オンラインのECサイトでスマートフォンを使って商品を探すのは、もう誰もが行うようになっています。しかし次の段階、つまり購入へ至るには、決済という大きな障壁が待ち構えています。
購入率を高める施策のひとつに決済情報の入力を極力簡単にするというのがあげられます。しかし、スマートフォンの小さな入力画面で、細かな入力フォームへ文字を打ち込むことは困難な作業です。名前程度ならともかく、クレジットカード番号や住所を入力するのは手間がかかります。
この点を解消するためには、どうすればいいのか? 答えは、ログインしただけで決済を行えるようにする、です。
これにいち早く対応したのがGoogleの“Buy with Google”でした。
Google Walletの実績
Mobile Commerce Dailyの『Google Wallet makes gains against PayPal in mcommerce checkout』を参考に、Google Walletが現場でどのような効果をもたらしているか、見てみましょう。
Googleとの連携を行っているECで最も有名なのはFancyです。Google+サインインがローンチされたときも、最初のパートナーとして選ばれていました。モバイル決済にもGoogle Walletが活用されています。記事の中には、FancyはGoogle Walletを使い、コンバージョンが20%増加した、とあります。
Rue La Laは4倍、Neweggは100%コンバージョンが増加したとも書いてあります。
モバイルで決済を行う人は17%
Googleによれば、モバイルで商品を探す人は93%に達しますが、一方で購入を行う人は17%程度しかいません。
この原因は何か? 前述の通り、モバイルから決済を行うのが苦痛だからです。しかし、Buy with Googleは、たった2タップで決済を行えるようになるため、モバイルで見た人が、購入まで簡単に行えるようになっています。これによってコンバージョンが上昇し、ECサイトを運営している人々は“肯定的な見方を示している”そうです。
スマートフォンで購入する準備は整っている
人々は、モバイルで買い物をしないのではありません。その証拠に、アプリの売上は爆発的に伸びています。それは、決済が非常に簡略化されているということも一因しているでしょう。

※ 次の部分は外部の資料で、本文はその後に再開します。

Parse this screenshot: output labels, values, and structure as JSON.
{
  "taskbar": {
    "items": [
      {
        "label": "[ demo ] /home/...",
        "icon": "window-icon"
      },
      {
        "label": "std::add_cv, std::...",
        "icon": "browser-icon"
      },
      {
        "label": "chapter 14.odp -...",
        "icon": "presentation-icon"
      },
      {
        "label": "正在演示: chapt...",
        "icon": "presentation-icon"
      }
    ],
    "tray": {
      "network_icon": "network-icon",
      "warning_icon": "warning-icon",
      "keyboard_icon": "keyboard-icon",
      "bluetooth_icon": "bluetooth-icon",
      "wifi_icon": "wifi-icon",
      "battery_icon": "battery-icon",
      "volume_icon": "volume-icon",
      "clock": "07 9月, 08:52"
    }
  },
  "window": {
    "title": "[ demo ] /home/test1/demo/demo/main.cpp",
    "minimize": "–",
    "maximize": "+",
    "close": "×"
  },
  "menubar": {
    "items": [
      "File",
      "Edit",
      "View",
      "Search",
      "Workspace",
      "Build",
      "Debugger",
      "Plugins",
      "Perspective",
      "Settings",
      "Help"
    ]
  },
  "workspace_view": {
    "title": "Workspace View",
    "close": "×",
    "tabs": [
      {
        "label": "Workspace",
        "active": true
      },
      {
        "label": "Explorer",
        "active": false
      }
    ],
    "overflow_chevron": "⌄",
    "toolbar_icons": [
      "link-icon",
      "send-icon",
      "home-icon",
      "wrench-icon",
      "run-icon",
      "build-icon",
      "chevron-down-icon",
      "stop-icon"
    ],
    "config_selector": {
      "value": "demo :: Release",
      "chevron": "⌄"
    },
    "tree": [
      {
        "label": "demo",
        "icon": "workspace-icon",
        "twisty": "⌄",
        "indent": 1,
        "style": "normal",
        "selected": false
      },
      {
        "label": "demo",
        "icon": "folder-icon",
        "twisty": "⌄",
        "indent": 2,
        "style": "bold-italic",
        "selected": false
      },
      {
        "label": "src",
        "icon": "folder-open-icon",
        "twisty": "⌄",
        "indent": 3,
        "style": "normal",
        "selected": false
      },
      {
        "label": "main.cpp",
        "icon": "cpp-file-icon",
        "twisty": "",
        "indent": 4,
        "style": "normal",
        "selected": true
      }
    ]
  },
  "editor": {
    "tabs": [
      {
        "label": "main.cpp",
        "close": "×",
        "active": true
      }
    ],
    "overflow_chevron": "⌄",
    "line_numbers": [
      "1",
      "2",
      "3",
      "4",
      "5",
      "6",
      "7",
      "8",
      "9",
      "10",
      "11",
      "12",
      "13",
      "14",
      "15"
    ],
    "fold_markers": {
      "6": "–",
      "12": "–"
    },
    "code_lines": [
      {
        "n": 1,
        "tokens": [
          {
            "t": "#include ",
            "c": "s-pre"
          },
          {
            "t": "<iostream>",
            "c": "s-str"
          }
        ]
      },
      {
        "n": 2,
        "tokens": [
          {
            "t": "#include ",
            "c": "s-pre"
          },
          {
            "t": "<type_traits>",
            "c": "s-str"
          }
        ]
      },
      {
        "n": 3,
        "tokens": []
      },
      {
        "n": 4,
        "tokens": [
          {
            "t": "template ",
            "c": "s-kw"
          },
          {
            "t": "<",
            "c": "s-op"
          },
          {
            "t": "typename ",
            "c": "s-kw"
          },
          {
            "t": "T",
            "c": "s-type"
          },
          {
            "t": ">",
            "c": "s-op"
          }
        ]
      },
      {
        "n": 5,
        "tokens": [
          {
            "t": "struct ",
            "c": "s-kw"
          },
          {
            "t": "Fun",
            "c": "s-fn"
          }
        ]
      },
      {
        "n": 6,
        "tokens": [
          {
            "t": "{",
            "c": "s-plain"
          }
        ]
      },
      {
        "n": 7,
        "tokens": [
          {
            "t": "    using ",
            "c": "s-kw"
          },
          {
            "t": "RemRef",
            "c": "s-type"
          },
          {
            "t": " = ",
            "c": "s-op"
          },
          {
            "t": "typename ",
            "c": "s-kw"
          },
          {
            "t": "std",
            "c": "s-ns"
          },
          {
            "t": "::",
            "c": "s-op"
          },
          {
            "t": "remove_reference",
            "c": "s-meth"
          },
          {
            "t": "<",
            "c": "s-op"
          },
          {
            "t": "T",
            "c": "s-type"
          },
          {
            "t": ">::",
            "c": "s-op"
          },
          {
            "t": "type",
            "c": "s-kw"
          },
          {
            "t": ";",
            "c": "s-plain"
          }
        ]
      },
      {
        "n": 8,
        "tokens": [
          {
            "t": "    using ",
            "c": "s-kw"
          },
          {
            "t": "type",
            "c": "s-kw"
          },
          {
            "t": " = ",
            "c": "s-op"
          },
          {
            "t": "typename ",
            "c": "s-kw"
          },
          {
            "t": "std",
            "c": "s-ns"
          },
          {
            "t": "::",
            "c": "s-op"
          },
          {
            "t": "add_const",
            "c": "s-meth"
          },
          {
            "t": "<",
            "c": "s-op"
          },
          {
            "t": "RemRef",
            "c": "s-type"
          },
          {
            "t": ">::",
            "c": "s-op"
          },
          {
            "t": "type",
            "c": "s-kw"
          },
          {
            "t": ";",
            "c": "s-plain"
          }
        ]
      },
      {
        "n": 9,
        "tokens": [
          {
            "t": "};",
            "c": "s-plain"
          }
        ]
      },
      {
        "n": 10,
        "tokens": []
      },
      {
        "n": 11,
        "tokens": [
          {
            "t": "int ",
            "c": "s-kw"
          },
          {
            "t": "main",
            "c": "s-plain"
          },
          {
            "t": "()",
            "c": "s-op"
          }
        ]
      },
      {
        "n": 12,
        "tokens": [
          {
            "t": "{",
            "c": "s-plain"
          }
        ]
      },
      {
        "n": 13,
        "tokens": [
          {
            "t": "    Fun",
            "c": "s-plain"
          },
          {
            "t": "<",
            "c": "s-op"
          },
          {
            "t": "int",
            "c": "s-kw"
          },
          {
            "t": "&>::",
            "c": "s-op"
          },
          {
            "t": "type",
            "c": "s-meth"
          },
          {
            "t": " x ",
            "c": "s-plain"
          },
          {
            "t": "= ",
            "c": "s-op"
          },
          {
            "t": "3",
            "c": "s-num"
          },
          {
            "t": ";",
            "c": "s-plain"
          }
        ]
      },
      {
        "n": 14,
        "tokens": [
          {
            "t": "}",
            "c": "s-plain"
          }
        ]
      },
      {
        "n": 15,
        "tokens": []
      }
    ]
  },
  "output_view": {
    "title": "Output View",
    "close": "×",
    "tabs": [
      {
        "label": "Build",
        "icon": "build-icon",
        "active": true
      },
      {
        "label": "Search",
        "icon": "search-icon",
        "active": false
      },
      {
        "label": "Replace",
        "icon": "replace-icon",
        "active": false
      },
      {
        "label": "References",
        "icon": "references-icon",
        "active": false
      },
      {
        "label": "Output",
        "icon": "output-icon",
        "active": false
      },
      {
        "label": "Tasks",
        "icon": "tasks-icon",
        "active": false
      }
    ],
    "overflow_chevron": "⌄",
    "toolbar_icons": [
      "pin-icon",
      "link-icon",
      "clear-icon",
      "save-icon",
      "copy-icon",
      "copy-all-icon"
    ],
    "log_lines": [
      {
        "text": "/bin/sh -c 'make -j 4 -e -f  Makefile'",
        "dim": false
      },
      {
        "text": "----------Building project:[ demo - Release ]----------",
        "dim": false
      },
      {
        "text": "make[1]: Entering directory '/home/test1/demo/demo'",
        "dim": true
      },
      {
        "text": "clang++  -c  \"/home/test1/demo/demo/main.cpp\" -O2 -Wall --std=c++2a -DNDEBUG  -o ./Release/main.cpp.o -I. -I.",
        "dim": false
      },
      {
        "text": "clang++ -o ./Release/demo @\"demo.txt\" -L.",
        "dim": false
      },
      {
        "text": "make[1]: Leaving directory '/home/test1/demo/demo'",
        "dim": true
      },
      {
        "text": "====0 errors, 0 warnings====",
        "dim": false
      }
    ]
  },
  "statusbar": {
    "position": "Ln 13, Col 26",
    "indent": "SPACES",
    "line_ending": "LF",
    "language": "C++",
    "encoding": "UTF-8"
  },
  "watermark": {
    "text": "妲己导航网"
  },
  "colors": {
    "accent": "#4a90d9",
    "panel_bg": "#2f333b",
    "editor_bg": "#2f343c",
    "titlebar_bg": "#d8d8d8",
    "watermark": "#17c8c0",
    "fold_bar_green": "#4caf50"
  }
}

もちろん、アトムとビットという差もあると思いますが。
モバイルでの買い物について、GoogleのAriel Bardin氏は、次のように述べています。
多くのモバイルショッパーは購入する意思を持っていますが、サインインを行い、その後支払いや送り先など購入に至るまで、スマートフォンの小さな画面で、何十回も入力を行わなければならないため、より大きなデバイスに移行するか、完全に諦めてしまう。
ユーザーがスマートフォンで決済を行いやすいよう、モバイル決済システムを選ぶ必要があります。
最後に
PayPalを初めとして、多くの企業がオンラインのモバイル決済システムを提供していますが、Google Walletと対抗できるほどの簡略さとユーザーの規模を持っているのは、それこそAmazonくらいでしょう。
Google Wallet、Login and Pay with Amazon、どちらかがモバイル決済を制するのか、それとも新しい企業が現れるのか、目が離せないところです。